CURTAINS for WHOM
Most of my love ‘em or leave ‘em posts are dedicated to common grammatical errors that I’d hate to see gain enough traction to become “right”.
That is, I’d choose to leave ‘em. . .
But occasionally, I must profess my love for a few of these improper rogues.
Case in point: the comfy who vs. the highfalutin’ and snootin’ whom.
I’m guilty of using who instead of whom 100% of the time. There is not one instance that I can ever recall saying the word whom in my 42 years on this planet. And I probably haven’t written it since my college entry essay back in 1988.
The rule for who/m is logical enough. Who and whom are relative pronouns – they relate to the subject and the direct object. Bob (subject) saw Mary (object). He saw her. In the question “Who saw her?”, who relates to the subject (Bob). In the question “Whom did Bob see?”, whom relates to the object (her). Who saw whom? Bob saw Mary.
To complicate matters further, it’s technically incorrect to end a sentence with a preposition, so “Who are you giving that apple to?” should really be “To whom are you giving that apple?” But really, who would ever say that?

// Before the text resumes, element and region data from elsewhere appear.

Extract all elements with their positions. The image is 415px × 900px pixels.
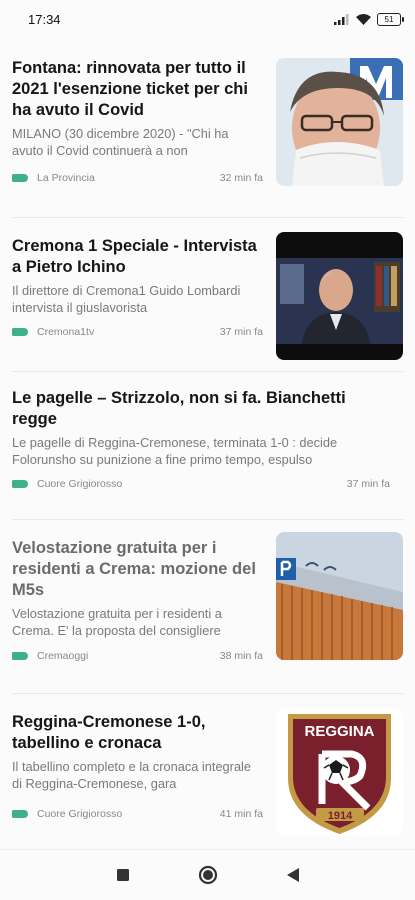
home-icon[interactable]: [198, 865, 218, 885]
article-source[interactable]: La Provincia: [37, 172, 95, 184]
portrait-man-mask-icon: [276, 58, 403, 186]
bike-station-building-icon: [276, 532, 403, 660]
article-source[interactable]: Cremona1tv: [37, 326, 94, 338]
reggina-crest-icon: REGGINA 1914: [288, 714, 391, 834]
article-thumbnail[interactable]: [276, 532, 403, 660]
article-time: 38 min fa: [219, 650, 263, 662]
article-title[interactable]: Cremona 1 Speciale - Intervista a Pietro…: [12, 236, 258, 278]
news-feed[interactable]: Fontana: rinnovata per tutto il 2021 l'e…: [0, 38, 415, 852]
status-icons: 51: [334, 12, 404, 26]
signal-icon: [334, 13, 349, 25]
article-snippet: Il direttore di Cremona1 Guido Lombardi …: [12, 283, 241, 315]
article-source[interactable]: Cremaoggi: [37, 650, 88, 662]
article-thumbnail[interactable]: [276, 232, 403, 360]
article-meta: La Provincia 32 min fa: [12, 172, 263, 184]
article-card[interactable]: Cremona 1 Speciale - Intervista a Pietro…: [12, 218, 403, 372]
source-tag-icon: [12, 328, 28, 336]
source-tag-icon: [12, 480, 28, 488]
recent-apps-icon[interactable]: [116, 868, 130, 882]
article-snippet: MILANO (30 dicembre 2020) - "Chi ha avut…: [12, 126, 229, 158]
article-time: 37 min fa: [219, 326, 263, 338]
status-time: 17:34: [28, 11, 61, 27]
status-bar: 17:34 51: [0, 0, 415, 38]
article-time: 32 min fa: [219, 172, 263, 184]
article-title[interactable]: Le pagelle – Strizzolo, non si fa. Bianc…: [12, 388, 392, 430]
article-card[interactable]: Reggina-Cremonese 1-0, tabellino e crona…: [12, 694, 403, 852]
article-card[interactable]: Velostazione gratuita per i residenti a …: [12, 520, 403, 694]
video-interview-icon: [276, 232, 403, 360]
article-time: 37 min fa: [346, 478, 390, 490]
article-snippet: Le pagelle di Reggina-Cremonese, termina…: [12, 435, 338, 467]
article-snippet: Velostazione gratuita per i residenti a …: [12, 606, 222, 638]
article-meta: Cremaoggi 38 min fa: [12, 650, 263, 662]
article-title[interactable]: Velostazione gratuita per i residenti a …: [12, 538, 258, 601]
back-icon[interactable]: [286, 867, 300, 883]
article-meta: Cuore Grigiorosso 37 min fa: [12, 478, 390, 490]
article-card[interactable]: Fontana: rinnovata per tutto il 2021 l'e…: [12, 38, 403, 218]
article-source[interactable]: Cuore Grigiorosso: [37, 478, 122, 490]
svg-text:1914: 1914: [328, 810, 353, 822]
wifi-icon: [356, 13, 371, 25]
source-tag-icon: [12, 810, 28, 818]
article-meta: Cremona1tv 37 min fa: [12, 326, 263, 338]
article-meta: Cuore Grigiorosso 41 min fa: [12, 808, 263, 820]
svg-text:REGGINA: REGGINA: [304, 723, 374, 740]
system-nav-bar: [0, 849, 415, 900]
article-thumbnail[interactable]: [276, 58, 403, 186]
article-title[interactable]: Reggina-Cremonese 1-0, tabellino e crona…: [12, 712, 258, 754]
article-card[interactable]: Le pagelle – Strizzolo, non si fa. Bianc…: [12, 372, 403, 520]
article-time: 41 min fa: [219, 808, 263, 820]
article-title[interactable]: Fontana: rinnovata per tutto il 2021 l'e…: [12, 58, 254, 121]
article-source[interactable]: Cuore Grigiorosso: [37, 808, 122, 820]
source-tag-icon: [12, 652, 28, 660]
article-thumbnail[interactable]: REGGINA 1914: [276, 708, 403, 836]
battery-icon: 51: [377, 12, 404, 26]
article-snippet: Il tabellino completo e la cronaca integ…: [12, 759, 252, 791]
source-tag-icon: [12, 174, 28, 182]
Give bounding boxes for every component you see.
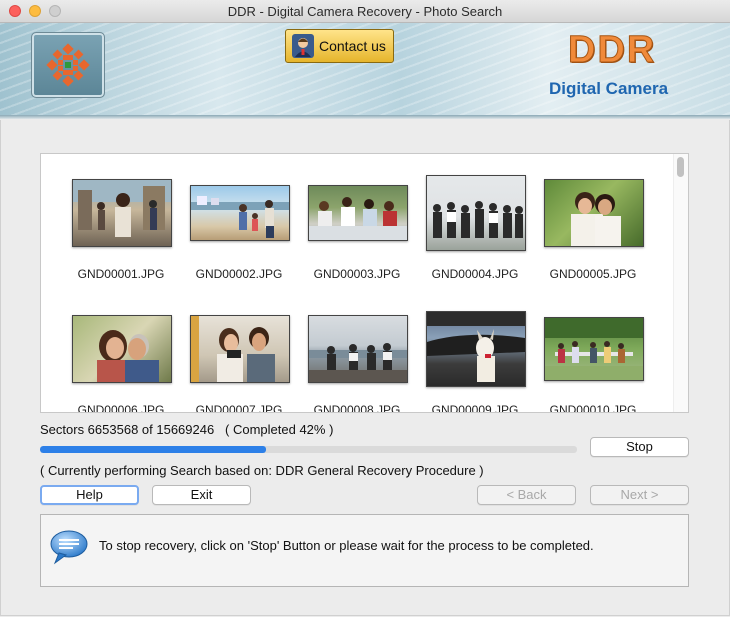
info-panel: To stop recovery, click on 'Stop' Button… [40, 514, 689, 587]
photo-thumbnail[interactable] [426, 311, 526, 387]
photo-filename: GND00008.JPG [313, 403, 401, 413]
info-message: To stop recovery, click on 'Stop' Button… [99, 538, 594, 553]
stop-button[interactable]: Stop [590, 437, 689, 457]
window-title: DDR - Digital Camera Recovery - Photo Se… [227, 4, 503, 19]
photo-filename: GND00001.JPG [77, 267, 165, 281]
recovered-photos-gallery[interactable]: GND00001.JPG GND00002.JPG GND00003.JPG G… [40, 153, 689, 413]
photo-thumbnail[interactable] [72, 315, 172, 383]
contact-us-label: Contact us [319, 38, 386, 54]
contact-us-button[interactable]: Contact us [285, 29, 394, 63]
photo-thumbnail[interactable] [544, 179, 644, 247]
photo-thumbnail[interactable] [426, 175, 526, 251]
photo-filename: GND00007.JPG [195, 403, 283, 413]
photo-thumbnail[interactable] [308, 185, 408, 241]
photo-thumbnail[interactable] [72, 179, 172, 247]
photo-filename: GND00010.JPG [549, 403, 637, 413]
header-banner: Contact us DDR Digital Camera [0, 23, 730, 115]
photo-filename: GND00004.JPG [431, 267, 519, 281]
photo-thumbnail[interactable] [190, 315, 290, 383]
photo-filename: GND00002.JPG [195, 267, 283, 281]
photo-thumbnail[interactable] [190, 185, 290, 241]
recovery-progress-bar [40, 446, 577, 453]
ddr-logo-icon [46, 43, 90, 87]
photo-filename: GND00003.JPG [313, 267, 401, 281]
photo-filename: GND00006.JPG [77, 403, 165, 413]
recovery-progress-fill [40, 446, 266, 453]
back-button[interactable]: < Back [477, 485, 576, 505]
photo-filename: GND00005.JPG [549, 267, 637, 281]
banner-divider [0, 115, 730, 119]
help-button[interactable]: Help [40, 485, 139, 505]
procedure-status: ( Currently performing Search based on: … [40, 463, 484, 478]
exit-button[interactable]: Exit [152, 485, 251, 505]
sectors-status: Sectors 6653568 of 15669246 ( Completed … [40, 422, 334, 437]
photo-filename: GND00009.JPG [431, 403, 519, 413]
app-logo [31, 32, 105, 98]
support-person-icon [292, 34, 314, 58]
gallery-scrollbar[interactable] [673, 154, 688, 412]
brand-name: DDR [567, 29, 657, 72]
brand-subtitle: Digital Camera [549, 79, 669, 98]
gallery-scroll-thumb[interactable] [677, 157, 684, 177]
title-bar: DDR - Digital Camera Recovery - Photo Se… [0, 0, 730, 23]
photo-thumbnail[interactable] [544, 317, 644, 381]
next-button[interactable]: Next > [590, 485, 689, 505]
photo-thumbnail[interactable] [308, 315, 408, 383]
speech-bubble-icon [49, 529, 89, 568]
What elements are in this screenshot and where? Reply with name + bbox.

Jiminy Cricket, it’s confusing – and no surprise that whom has declined in general usage. At this point no one under the age of eighty can utter the word without sounding like:
- a pompous ass, or
- faux British aristocracy
You’re not likely to hear “Excuse me, driver, to whom should I pay my bus fare?” the next time you experience public transit.
Faux pompous asses aside, I predict whom will be obsolete by 2030, and we will cling nostalgic to a few iconic phrases reminding us of those bygone days. Certainly no one will re-title Papa’s masterpiece. And whom would dare alter the old standby “To Whom it May Concern”?
Do you use whom? Love it or leave it?